The
Real Story
Behind Srebrenica
By
Lewis
MacKenzie
Retired Major-General Lewis MacKenzie was the
first commander of the
UN peacekeeping forces in Sarajevo.
Reproduced from
The Globe and Mail, Thursday, July
14, 2005 - Comment
This week marked the 10th
anniversary of the United Nations' second greatest
failure since its creation in 1945 -- the genocide in
Rwanda being the undisputed No. 1. With much fanfare, the
ceremonies focused on the massacre of "up to" 8,000
Bosnian men and boys by General Ratko Mladic's Bosnian
Serb army in Srebrenica in July of 1995.
In the vast majority of recent
media reports, the background and responsibilities for
the disaster in Srebrenica were absent. Preferred was the
simple explanation: a black and white event in which the
Serbs were solely to blame.
As someone who played a modest role
in some of the events preceding the massacre, perhaps a
little background will provide some context. In early
1993, after my release from the Canadian Forces, I was
asked to appear before a number of U.S. congressional
committees dealing with Bosnia. A few months earlier, my
successor in the UN Protection Force, General Philippe
Morillon, had --against the advice of his UN masters --
bullied his way into Srebrenica accompanied by a tiny
contingent of Canadian soldiers and told its citizens
they were now under the protection of the UN. The folks
at the UN in New York were furious with Gen. Morillon
but, with the media on his side, they were forced to
introduce the "safe haven" concept for six areas of
Bosnia, including Srebrenica.
Wondering what this concept would
mean, one U.S. senator asked me how many troops it would
take to defend the safe havens. "Somewhere in the
neighbourhood of 135,000 troops," I replied. It had to be
that large because of the Serb artillery's range. The new
UN commander on the ground in Bosnia, Belgian General
Francis Briquemont, said he agreed with my assessment but
was prepared to try to defend the areas with 65,000
additional troops. The secretary-general of the day,
Boutros Boutros-Ghali, went to the Security Council and
recommended 27,500 additional troops. The Security
Council approved a force of 12,000 and, six months later,
fewer than 2,000 additional soldiers had been added to
UNPROFOR for the safe-haven tasks.
Then the Security Council changed
the wording of the safe-haven resolution from "the UN
will defend the safe havens" to "by their presence will
the UN deter attacks on the safe havens." In other words,
a tiny, token, lightly armed UN contingent would be
placed as sacrificial lambs in Srebrenica to "deter" the
Bosnian Serb army.
It didn't take long for the Bosnian
Muslims to realize that the UN was in no position to live
up to its promise to "protect" Srebrenica. With some help
from outsiders, they began to infiltrate thousands of
fighters and weapons into the safe haven. As the Bosnian
Muslim fighters became better equipped and trained, they
started to venture outside Srebrenica, burning Serb
villages and killing their occupants before quickly
withdrawing to the security provided by the UN's safe
haven. These attacks reached a crescendo in 1994 and
carried on into early 1995 after the Canadian infantry
company that had been there for a year was replaced by a
larger Dutch contingent.
The Bosnian Serbs might have had
the heaviest weapons, but the Bosnian Muslims matched
them in infantry skills that were much in demand in the
rugged terrain around Srebrenica. As the snow cleared in
the spring of 1995, it became obvious to Nasar Oric, the
man who led the Bosnian Muslim fighters, that the Bosnian
Serb army was going to attack Srebrenica to stop him from
attacking Serb villages. So he and a large number of his
fighters slipped out of town. Srebrenica was left
undefended with the strategic thought that, if the Serbs
attacked an undefended town, surely that would cause NATO
and the UN to agree that NATO air strikes against the
Serbs were justified. And so the Bosnian Serb army
strolled into Srebrenica without opposition.
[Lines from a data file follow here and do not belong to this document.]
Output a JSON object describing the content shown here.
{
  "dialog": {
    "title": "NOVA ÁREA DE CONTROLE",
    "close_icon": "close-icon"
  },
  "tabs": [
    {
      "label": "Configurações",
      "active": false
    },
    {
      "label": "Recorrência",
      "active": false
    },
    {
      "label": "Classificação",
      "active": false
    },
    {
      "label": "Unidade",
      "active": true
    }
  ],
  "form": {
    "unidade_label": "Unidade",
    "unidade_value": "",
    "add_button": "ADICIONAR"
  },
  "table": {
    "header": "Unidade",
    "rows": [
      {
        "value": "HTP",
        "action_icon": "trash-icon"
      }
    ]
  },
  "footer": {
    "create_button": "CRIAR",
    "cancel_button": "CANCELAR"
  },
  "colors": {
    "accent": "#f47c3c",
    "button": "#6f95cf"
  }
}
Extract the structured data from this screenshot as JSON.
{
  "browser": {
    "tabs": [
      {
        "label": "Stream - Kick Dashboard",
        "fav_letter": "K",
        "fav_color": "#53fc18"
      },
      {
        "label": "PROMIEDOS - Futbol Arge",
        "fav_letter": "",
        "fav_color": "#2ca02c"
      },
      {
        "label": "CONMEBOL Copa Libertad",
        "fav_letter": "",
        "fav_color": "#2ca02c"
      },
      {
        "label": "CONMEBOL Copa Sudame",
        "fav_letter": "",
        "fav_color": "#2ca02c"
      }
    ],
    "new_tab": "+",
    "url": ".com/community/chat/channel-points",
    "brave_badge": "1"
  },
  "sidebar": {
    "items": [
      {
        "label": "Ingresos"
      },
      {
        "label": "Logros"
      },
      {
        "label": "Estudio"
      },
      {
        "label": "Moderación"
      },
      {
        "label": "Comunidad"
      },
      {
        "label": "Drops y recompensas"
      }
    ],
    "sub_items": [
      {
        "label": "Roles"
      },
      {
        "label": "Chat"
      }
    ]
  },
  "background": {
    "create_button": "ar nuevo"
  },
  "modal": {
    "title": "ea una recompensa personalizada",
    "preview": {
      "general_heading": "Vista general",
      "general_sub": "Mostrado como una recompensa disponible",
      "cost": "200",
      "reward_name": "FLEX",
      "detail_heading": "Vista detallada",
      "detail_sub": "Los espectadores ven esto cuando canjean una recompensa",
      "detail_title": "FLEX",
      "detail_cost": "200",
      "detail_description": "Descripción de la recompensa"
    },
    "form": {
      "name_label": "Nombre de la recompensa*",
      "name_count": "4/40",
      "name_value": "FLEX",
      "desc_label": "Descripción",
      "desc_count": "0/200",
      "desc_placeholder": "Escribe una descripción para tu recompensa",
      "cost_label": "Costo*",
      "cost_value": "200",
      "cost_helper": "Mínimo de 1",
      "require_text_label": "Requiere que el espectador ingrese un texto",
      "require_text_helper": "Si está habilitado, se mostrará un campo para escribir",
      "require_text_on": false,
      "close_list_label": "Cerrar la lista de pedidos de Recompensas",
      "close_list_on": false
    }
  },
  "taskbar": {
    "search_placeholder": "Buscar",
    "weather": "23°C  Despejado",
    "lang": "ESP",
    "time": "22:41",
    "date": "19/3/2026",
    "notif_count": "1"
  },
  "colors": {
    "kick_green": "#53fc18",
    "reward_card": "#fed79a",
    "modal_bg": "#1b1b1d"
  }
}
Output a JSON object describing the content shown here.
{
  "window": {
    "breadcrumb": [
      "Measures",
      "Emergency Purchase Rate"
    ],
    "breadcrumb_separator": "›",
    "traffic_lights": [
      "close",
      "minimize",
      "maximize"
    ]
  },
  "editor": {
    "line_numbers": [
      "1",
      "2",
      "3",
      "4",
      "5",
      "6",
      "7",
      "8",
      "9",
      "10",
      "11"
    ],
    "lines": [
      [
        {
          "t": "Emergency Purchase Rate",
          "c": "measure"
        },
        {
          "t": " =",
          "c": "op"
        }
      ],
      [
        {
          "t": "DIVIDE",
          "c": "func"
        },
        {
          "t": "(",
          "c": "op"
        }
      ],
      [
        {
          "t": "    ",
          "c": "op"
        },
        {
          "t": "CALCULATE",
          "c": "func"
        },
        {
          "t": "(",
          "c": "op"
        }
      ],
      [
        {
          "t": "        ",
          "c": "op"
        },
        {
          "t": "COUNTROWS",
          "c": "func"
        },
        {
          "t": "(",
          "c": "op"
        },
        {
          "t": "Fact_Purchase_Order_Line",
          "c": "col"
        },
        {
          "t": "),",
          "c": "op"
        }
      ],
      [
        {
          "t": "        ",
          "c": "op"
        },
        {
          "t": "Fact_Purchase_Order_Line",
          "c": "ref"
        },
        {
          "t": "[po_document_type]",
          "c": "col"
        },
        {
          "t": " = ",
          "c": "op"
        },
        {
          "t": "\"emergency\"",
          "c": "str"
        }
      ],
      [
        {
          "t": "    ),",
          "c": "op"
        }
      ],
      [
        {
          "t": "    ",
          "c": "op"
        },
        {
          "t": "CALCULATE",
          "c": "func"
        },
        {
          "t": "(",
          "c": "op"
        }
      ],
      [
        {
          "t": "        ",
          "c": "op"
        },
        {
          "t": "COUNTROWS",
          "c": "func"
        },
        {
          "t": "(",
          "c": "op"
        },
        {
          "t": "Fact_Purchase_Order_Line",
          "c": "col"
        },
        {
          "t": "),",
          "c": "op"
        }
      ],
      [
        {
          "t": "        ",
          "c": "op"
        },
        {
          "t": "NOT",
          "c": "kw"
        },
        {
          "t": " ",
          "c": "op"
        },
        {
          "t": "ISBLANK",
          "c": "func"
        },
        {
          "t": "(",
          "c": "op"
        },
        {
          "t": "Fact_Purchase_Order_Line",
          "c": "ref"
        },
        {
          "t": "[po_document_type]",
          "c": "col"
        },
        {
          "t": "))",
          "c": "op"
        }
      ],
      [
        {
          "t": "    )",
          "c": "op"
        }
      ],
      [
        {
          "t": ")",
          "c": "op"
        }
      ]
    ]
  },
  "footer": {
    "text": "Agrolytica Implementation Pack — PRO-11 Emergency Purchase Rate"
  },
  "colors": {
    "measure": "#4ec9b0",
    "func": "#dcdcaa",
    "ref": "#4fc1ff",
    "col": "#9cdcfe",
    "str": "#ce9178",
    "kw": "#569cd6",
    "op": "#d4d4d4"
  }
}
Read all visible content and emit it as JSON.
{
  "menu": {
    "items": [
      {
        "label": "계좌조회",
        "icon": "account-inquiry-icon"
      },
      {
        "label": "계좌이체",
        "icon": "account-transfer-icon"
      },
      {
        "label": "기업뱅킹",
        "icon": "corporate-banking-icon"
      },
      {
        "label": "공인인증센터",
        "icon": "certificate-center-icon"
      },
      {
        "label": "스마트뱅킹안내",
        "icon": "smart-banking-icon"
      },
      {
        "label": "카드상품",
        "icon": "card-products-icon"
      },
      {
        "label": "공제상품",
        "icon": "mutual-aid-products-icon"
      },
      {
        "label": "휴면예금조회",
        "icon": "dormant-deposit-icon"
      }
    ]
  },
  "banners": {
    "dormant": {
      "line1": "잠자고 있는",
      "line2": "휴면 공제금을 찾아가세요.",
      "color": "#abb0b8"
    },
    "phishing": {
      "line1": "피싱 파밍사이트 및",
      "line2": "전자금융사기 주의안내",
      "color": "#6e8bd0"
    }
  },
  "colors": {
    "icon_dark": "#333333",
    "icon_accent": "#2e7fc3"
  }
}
What happened next is only
debatable in scale. The Bosnian Muslim men and older boys
were singled out and the elderly, women and children were
moved out or pushed in the direction of Tuzla and safety.
It's a distasteful point, but it has to be said that, if
you're committing genocide, you don't let the women go
since they are key to perpetuating the very group you are
trying to eliminate. Many of the men and boys were
executed and buried in mass graves.
Evidence given at The Hague war
crimes tribunal casts serious doubt on the figure of "up
to" 8,000 Bosnian Muslims massacred. That figure includes
"up to" 5,000 who have been classified as missing. More
than 2,000 bodies have been recovered in and around
Srebrenica, and they include victims of the three years
of intense fighting in the area. The math just doesn't
support the scale of 8,000 killed.
Nasar Oric, the Bosnian Muslim
military leader in Srebrenica, is currently on trial in
The Hague for war crimes committed during his "defence"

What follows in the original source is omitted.